La situation actuelle, décrit Florence Lagarrique, représentante de la CGT 82, est alarmante. Le conseil départemental estime que le plan proposé est insuffisant, pointant l'absence de détails financiers. À ce jour, la dette de la Sehoc a dépassé les 5 millions d'euros. Les employés, dont les salaires sont actuellement couverts par un fonds de garantie, se retrouveraient sans revenu si la situation ne s'améliore pas rapidement.
Les fermetures récentes de certains services, notamment du Service d'investigations éducatives du Lot et du Centre éducatif fermé de Saint-Paul-d’Espies, n’ont pas suffi à redresser la barre. Selon Lagarrique, il pourrait y avoir de nouvelles suppressions d’emplois, rendant la situation encore plus précaire pour ceux qui travaillent au sein de l’association.
la tìm des services : une réalité inquiétante
La complexité administrative de la Sehoc complique sa gestion. Chaque service a une indépendance financière, rendant les coupes dans certains services particulièrement pénalisantes pour le fonctionnement général.
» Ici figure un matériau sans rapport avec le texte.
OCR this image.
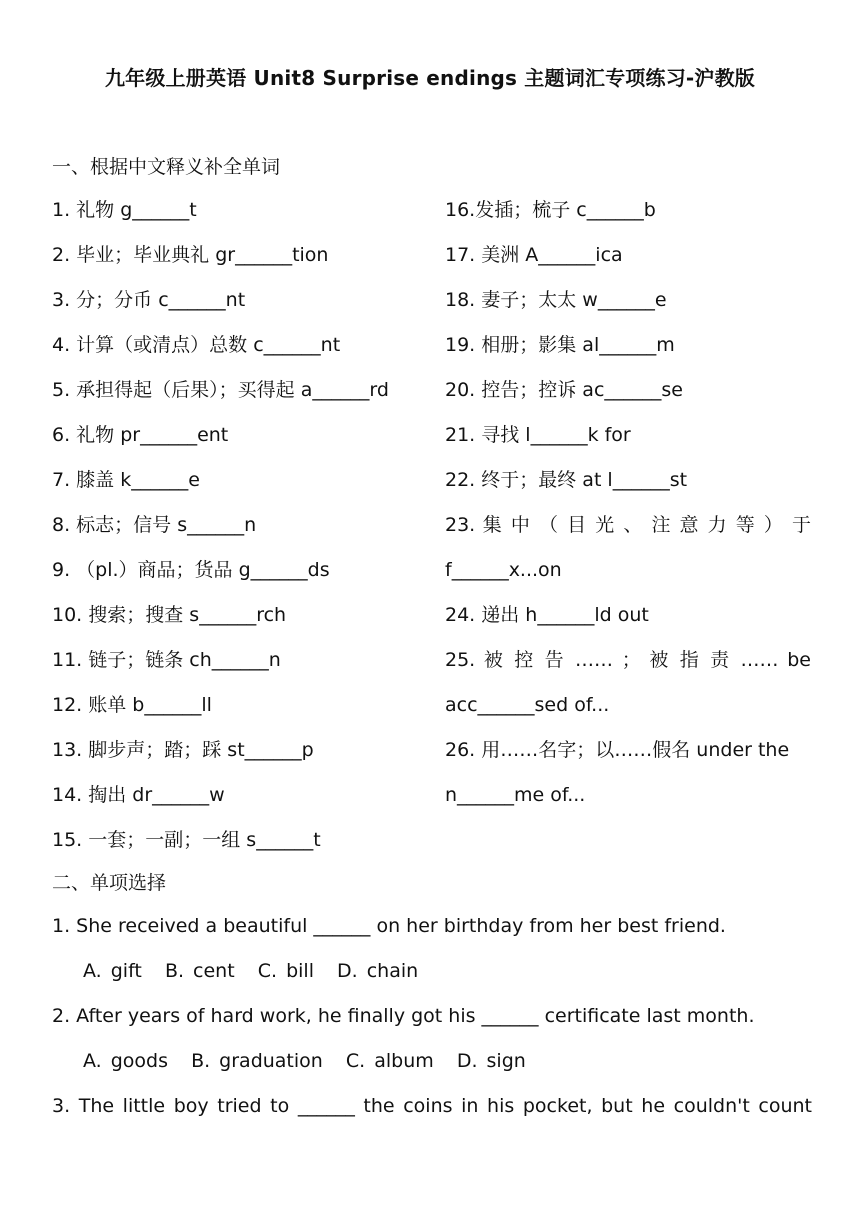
九年级上册英语 Unit8 Surprise endings 主题词汇专项练习-沪教版
一、根据中文释义补全单词
1. 礼物 g______t
2. 毕业；毕业典礼 gr______tion
3. 分；分币 c______nt
4. 计算（或清点）总数 c______nt
5. 承担得起（后果）；买得起 a______rd
6. 礼物 pr______ent
7. 膝盖 k______e
8. 标志；信号 s______n
9. （pl.）商品；货品 g______ds
10. 搜索；搜查 s______rch
11. 链子；链条 ch______n
12. 账单 b______ll
13. 脚步声；踏；踩 st______p
14. 掏出 dr______w
15. 一套；一副；一组 s______t
16.发插；梳子 c______b
17. 美洲 A______ica
18. 妻子；太太 w______e
19. 相册；影集 al______m
20. 控告；控诉 ac______se
21. 寻找 l______k for
22. 终于；最终 at l______st
23. 集 中 （ 目 光 、 注 意 力 等 ） 于
f______x...on
24. 递出 h______ld out
25. 被 控 告 …… ； 被 指 责 …… be
acc______sed of...
26. 用……名字；以……假名 under the
n______me of...
二、单项选择
1. She received a beautiful ______ on her birthday from her best friend.
A. gift B. cent C. bill D. chain
2. After years of hard work, he finally got his ______ certificate last month.
A. goods B. graduation C. album D. sign
3. The little boy tried to ______ the coins in his pocket, but he couldn't count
Les alertes sur la situation financière de l'association avaient déjà été lancées par le Comité social et économique (CSE) en 2022.
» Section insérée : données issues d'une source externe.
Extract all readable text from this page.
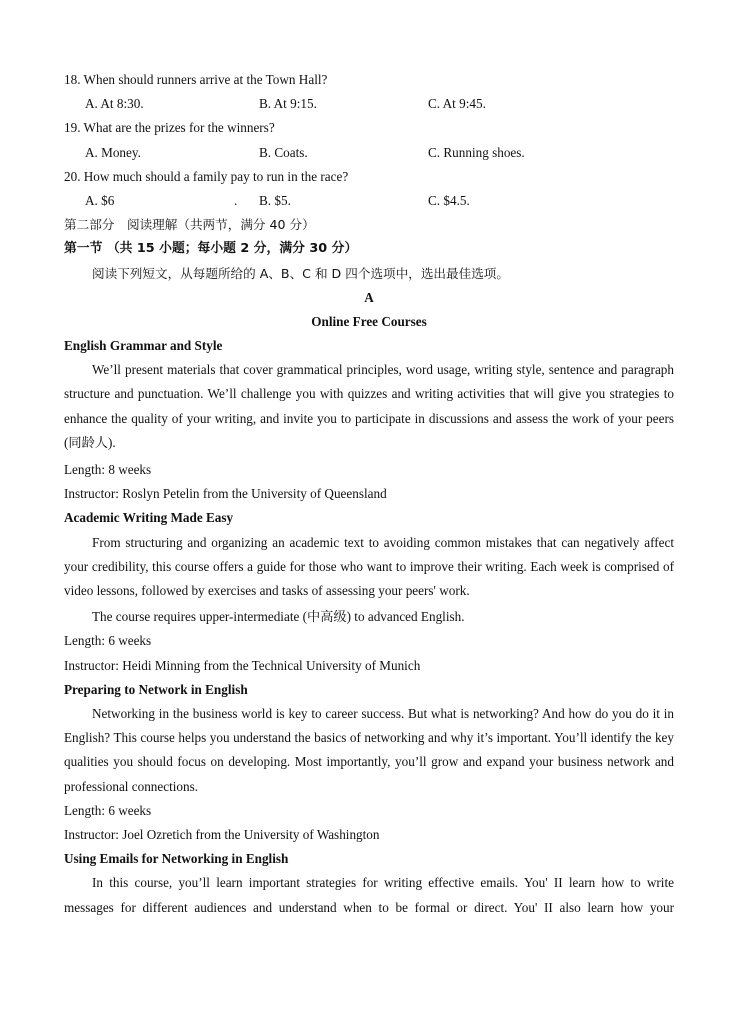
18. When should runners arrive at the Town Hall?
A. At 8:30.	B. At 9:15.	C. At 9:45.
19. What are the prizes for the winners?
A. Money.	B. Coats.	C. Running shoes.
20. How much should a family pay to run in the race?
A. $6	. B. $5.	C. $4.5.
第二部分　阅读理解（共两节，满分 40 分）
第一节 （共 15 小题；每小题 2 分，满分 30 分）
阅读下列短文，从每题所给的 A、B、C 和 D 四个选项中，选出最佳选项。
A
Online Free Courses
English Grammar and Style
We’ll present materials that cover grammatical principles, word usage, writing style, sentence and paragraph structure and punctuation. We’ll challenge you with quizzes and writing activities that will give you strategies to enhance the quality of your writing, and invite you to participate in discussions and assess the work of your peers (同龄人).
Length: 8 weeks
Instructor: Roslyn Petelin from the University of Queensland
Academic Writing Made Easy
From structuring and organizing an academic text to avoiding common mistakes that can negatively affect your credibility, this course offers a guide for those who want to improve their writing. Each week is comprised of video lessons, followed by exercises and tasks of assessing your peers' work.
The course requires upper-intermediate (中高级) to advanced English.
Length: 6 weeks
Instructor: Heidi Minning from the Technical University of Munich
Preparing to Network in English
Networking in the business world is key to career success. But what is networking? And how do you do it in English? This course helps you understand the basics of networking and why it’s important. You’ll identify the key qualities you should focus on developing. Most importantly, you’ll grow and expand your business network and professional connections.
Length: 6 weeks
Instructor: Joel Ozretich from the University of Washington
Using Emails for Networking in English
In this course, you’ll learn important strategies for writing effective emails. You' II learn how to write messages for different audiences and understand when to be formal or direct. You' II also learn how your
Pour sauver la Sehoc, des solutions doivent être envisagées. Malheureusement, le département n’est pas favorable à l’augmentation des tarifs, une mesure qui pourrait, aurait peut-être, atténuer la dette.
vers une cession inévitable ?
Des rumeurs circulent déjà sur la possibilité d'une reprise par des groupes extérieurs. Florence Lagarrique évoque la candidature potentielle de groupes SOS, ainsi que d'autres fondations lorgnant sur un éventuel rachat. Cependant, cette reprise pourrait signifier la suppression de nombreux postes. La question de la continuité des conventions collectives et des accords d'entreprise est posée, et des inquiétudes persistent quant à la nature de l’avenir professionnel des employés.
Même le directeur général, actuellement en charge, a été licencié pour « faute grave », ajoutant un air de justice pour certains concernés, tout en laissant un vide dans la direction de l’association.
les décisions à venir du tribunal
Le conseil départemental de Tarn-et-Garonne insiste que cela ne sera pas leur choix de reprendres, mais celui du tribunal. L’avenir de 2300 enfants suivi par la Sehoc sera au cœur des préoccupations lors de ce processus décisif.
Dans ce contexte troublé, la solidarité au sein de la communauté et des soutiens extérieurs sera cruciale pour naviguer à travers cette crise, mais les défis restent immenses pour la Sauvegarde de l'enfance.